PENCIL [3, 4] is another generic DSL IR and automatic optimization framework which uses a polyhedral representation internally. It is a subset of C99 with additional constructs to help parallelizing compilers perform more accurate static analyses, and as a result generate more efficient code. The Pluto [9] automatic scheduling algorithm used within PENCIL can be integrated seamlessly in Tiramisu on top of the first layer. The main difference between PENCIL and Tiramisu is that Tiramisu separates computation, schedule, and data layout.

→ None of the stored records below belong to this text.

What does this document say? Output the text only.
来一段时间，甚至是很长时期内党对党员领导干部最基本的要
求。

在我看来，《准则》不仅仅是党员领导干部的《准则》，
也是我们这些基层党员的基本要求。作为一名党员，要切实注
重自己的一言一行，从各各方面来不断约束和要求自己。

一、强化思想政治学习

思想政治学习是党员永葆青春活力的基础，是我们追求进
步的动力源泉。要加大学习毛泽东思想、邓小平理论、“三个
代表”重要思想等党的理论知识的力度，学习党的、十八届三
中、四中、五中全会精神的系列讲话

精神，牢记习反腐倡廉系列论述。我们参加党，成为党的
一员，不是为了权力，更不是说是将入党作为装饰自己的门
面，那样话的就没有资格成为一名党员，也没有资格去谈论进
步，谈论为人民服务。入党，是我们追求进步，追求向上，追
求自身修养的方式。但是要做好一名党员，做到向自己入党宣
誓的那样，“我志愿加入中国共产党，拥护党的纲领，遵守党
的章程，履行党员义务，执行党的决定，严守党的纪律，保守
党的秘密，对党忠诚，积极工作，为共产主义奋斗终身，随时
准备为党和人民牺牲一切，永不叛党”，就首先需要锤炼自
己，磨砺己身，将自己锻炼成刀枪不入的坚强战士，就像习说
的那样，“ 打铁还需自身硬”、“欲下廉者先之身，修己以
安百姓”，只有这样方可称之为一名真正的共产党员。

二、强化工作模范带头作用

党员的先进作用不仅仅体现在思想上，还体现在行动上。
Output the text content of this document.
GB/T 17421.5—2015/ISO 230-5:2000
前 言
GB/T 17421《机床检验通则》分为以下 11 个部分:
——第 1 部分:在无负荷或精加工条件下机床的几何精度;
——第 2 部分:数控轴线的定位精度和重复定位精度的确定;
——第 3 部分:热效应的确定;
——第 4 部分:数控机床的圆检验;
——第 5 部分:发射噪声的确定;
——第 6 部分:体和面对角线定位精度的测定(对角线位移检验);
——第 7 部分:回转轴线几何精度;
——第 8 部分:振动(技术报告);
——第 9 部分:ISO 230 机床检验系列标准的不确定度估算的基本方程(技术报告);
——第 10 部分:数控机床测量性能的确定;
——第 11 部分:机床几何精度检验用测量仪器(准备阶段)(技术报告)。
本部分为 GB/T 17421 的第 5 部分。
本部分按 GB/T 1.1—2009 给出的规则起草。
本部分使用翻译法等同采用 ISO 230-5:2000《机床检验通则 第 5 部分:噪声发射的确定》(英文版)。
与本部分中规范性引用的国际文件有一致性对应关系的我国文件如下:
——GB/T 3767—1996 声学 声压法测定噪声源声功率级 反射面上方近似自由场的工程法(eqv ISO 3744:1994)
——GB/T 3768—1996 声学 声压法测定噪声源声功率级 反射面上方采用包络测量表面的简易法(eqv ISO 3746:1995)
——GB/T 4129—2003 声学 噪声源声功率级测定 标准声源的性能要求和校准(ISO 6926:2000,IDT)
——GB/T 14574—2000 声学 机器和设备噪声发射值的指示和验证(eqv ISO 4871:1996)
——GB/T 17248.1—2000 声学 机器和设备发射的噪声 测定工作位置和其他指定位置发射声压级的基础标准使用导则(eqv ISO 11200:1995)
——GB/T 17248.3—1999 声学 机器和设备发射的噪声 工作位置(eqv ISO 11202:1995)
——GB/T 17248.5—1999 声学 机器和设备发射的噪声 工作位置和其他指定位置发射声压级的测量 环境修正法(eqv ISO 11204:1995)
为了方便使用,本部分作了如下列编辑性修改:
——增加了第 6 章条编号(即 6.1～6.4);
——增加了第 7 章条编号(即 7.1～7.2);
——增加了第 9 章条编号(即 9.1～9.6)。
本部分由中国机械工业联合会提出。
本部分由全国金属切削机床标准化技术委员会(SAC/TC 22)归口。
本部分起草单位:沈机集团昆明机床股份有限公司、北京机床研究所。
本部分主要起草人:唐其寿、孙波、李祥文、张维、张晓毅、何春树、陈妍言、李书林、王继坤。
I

In contrast, the PENCIL IR is a subset of C99 with arrays, scalar variables, etc. and thus successful parallelization and optimization sometimes requires data-layout transformations such as expansion and privatization which are not necessary in Tiramisu.
CHiLL [13, 27] is a polyhedral based compiler framework for Fortran that allows users to express a composition of highlevel transformations such as tiling and unrolling, which the system performs, freeing users from having to implement them. URUK [24] is a similar framework that also uses a polyhedral representation. Other systems such as POET [61] parametrize loop transformations with a language-agnostic, purely-syntactic transformation system. These frameworks require working with concrete data layouts, in contrast to Tiramisu that does not have a concrete data layout in its first layer.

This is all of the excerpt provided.